Choosing or Aggregating Dimensions recorded against Cloudwatch Data Agent Metric

2.2k views Asked by At

I'm using the Procstat plugin of Cloudwatch Data Agent to record some per-process CPU usage.

https://docs.aws.amazon.com/AmazonCloudWatch/latest/monitoring/CloudWatch-Agent-procstat-process-metrics.html

This is all being gathered OK, but the metric is being recorded with 'Instance ID (e.g i-143...)', 'Image ID (e.g ami-123...)' and 'Instance Type (e.g t3.small)'

When servers are scaled in and out, my alarms break because the Instance ID changes. I also update the AMI and may at some point change the Instance Type. If I'm addressing an instance ID, the AMI and instance type will be fixed anyway.

Is there a way to configure Cloudwatch Data agent to record the metrics without those dimensions or a way for Cloudwatch Metrics to aggregate across all instance IDs?

1

There are 1 answers

0
Tom Harvey On BEST ANSWER

I found what I needed in the append_dimensions and aggregate_dimensions options for the CloudWatch Agent config.

In the top level of the "metrics" block in the config you can add dimensions:

"metrics": {
        "append_dimensions": {
            "AutoScalingGroupName": "${aws:AutoScalingGroupName}",
            "ImageId": "${aws:ImageId}",
            "InstanceId": "${aws:InstanceId}",
            "InstanceType": "${aws:InstanceType}"
        },
...

But, you can only add those AWS dimensions.

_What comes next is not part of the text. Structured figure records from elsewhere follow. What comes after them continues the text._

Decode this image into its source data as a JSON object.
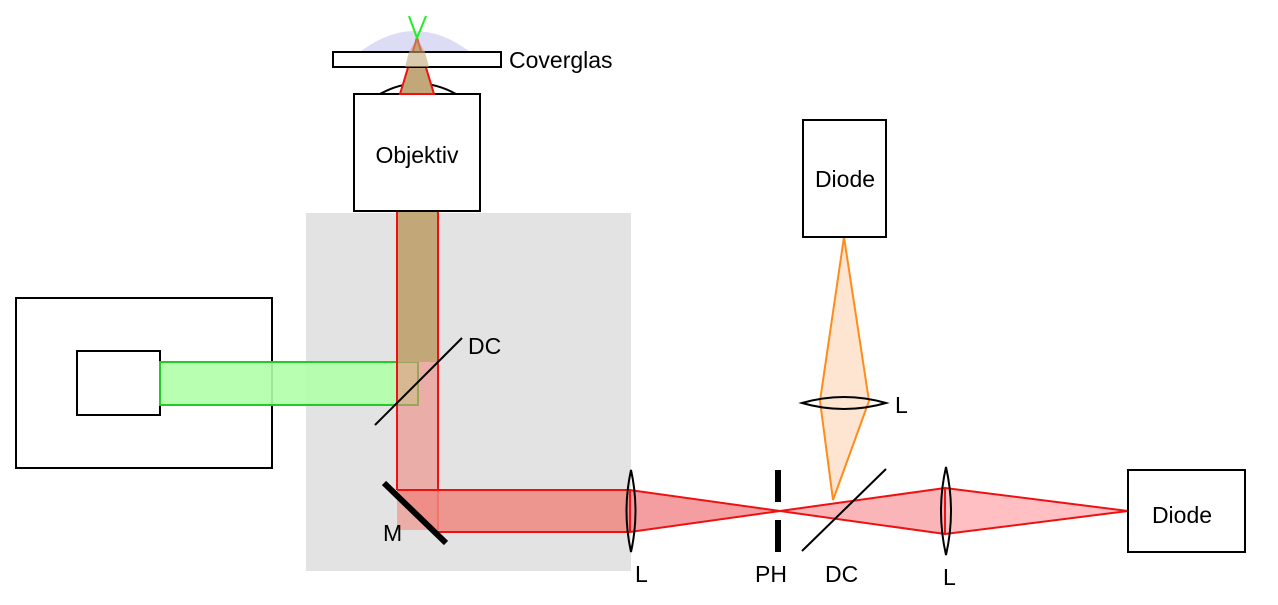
{
  "labels": {
    "coverglass": "Coverglas",
    "objective": "Objektiv",
    "dichroic_1": "DC",
    "dichroic_2": "DC",
    "mirror": "M",
    "lens_1": "L",
    "lens_2": "L",
    "lens_3": "L",
    "pinhole": "PH",
    "diode_top": "Diode",
    "diode_right": "Diode"
  },
  "colors": {
    "filter_box": "#e3e3e3",
    "green_beam_fill": "#b0ffa8",
    "green_beam_stroke": "#22cc22",
    "red_beam_stroke": "#ee1111",
    "red_beam_fill": "#ee8880",
    "mixed_beam_fill": "#c2a878",
    "orange_beam_fill": "#fde2cc",
    "orange_beam_stroke": "#ff8c1a",
    "focus_glow": "#dcdcf4"
  }
}
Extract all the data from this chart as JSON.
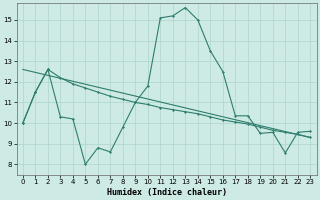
{
  "xlabel": "Humidex (Indice chaleur)",
  "background_color": "#ceeae4",
  "grid_color": "#aed4cc",
  "line_color": "#2e7d6e",
  "xlim": [
    -0.5,
    23.5
  ],
  "ylim": [
    7.5,
    15.8
  ],
  "yticks": [
    8,
    9,
    10,
    11,
    12,
    13,
    14,
    15
  ],
  "xticks": [
    0,
    1,
    2,
    3,
    4,
    5,
    6,
    7,
    8,
    9,
    10,
    11,
    12,
    13,
    14,
    15,
    16,
    17,
    18,
    19,
    20,
    21,
    22,
    23
  ],
  "x": [
    0,
    1,
    2,
    3,
    4,
    5,
    6,
    7,
    8,
    9,
    10,
    11,
    12,
    13,
    14,
    15,
    16,
    17,
    18,
    19,
    20,
    21,
    22,
    23
  ],
  "y_jagged": [
    10.0,
    11.5,
    12.6,
    10.3,
    10.2,
    8.0,
    8.8,
    8.6,
    9.8,
    11.0,
    11.8,
    15.1,
    15.2,
    15.6,
    15.0,
    13.5,
    12.5,
    10.35,
    10.35,
    9.5,
    9.55,
    8.55,
    9.55,
    9.6
  ],
  "y_smooth": [
    10.0,
    11.5,
    12.6,
    12.2,
    11.9,
    11.7,
    11.5,
    11.3,
    11.15,
    11.0,
    10.9,
    10.75,
    10.65,
    10.55,
    10.45,
    10.3,
    10.15,
    10.05,
    9.95,
    9.8,
    9.65,
    9.55,
    9.45,
    9.3
  ],
  "trend_x": [
    0,
    23
  ],
  "trend_y": [
    12.6,
    9.3
  ]
}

You can add custom dimensions, but only to the specific metric. So, for example, in the CPU metrics collector:

         "metrics_collected": {
             "cpu": {
                 "append_dimensions": {
                     "CustomDimension": "Foo"
                 },
                 "measurement": [
                     "cpu_usage_idle",
                     "cpu_usage_iowait",
                     "cpu_usage_user",
                     "cpu_usage_system"
                 ],
                 "metrics_collection_interval": 60,
                 "resources": [
                     "*"
                 ],
                 "totalcpu": false
             },

You can add these to the procstat group as well, despite it being a list:

            "procstat": [
                 {
                     "append_dimensions": {
                         "CustomDimension": "Foo"
                     },
                     "pid_file": "/var/run/celerybeat/beat.pid",
                     "measurement": [
                         "cpu_usage",
                         "memory_locked",
                         "pid_count"
                     ]
                 }

Finally, you can aggregate on these custom dimensions using aggregation_dimensions at the top level of the metrics block.

While the custom dimension is appended in the specific metric_collected, you can use these dimensions up the top when aggregation_dimensions

"metrics": {
         "append_dimensions": {
             "AutoScalingGroupName": "${aws:AutoScalingGroupName}",
             "InstanceId": "${aws:InstanceId}",
             "InstanceType": "${aws:InstanceType}"
         },
         "aggregation_dimensions" : [
             ["AutoScalingGroupName"],
             ["AutoScalingGroupName", "InstanceType"],
             ["CustomDimension"],
             ["CustomDimension", "InstanceType"],
             ["CustomDimension", "pidfile"],
         ],
         "metrics_collected": {
...

The docs for these are in https://docs.aws.amazon.com/AmazonCloudWatch/latest/monitoring/CloudWatch-Agent-Configuration-File-Details.html but it took me a while to dig them out, test them and work out that the custom dimensions need to live in the specific metrics_collected sections.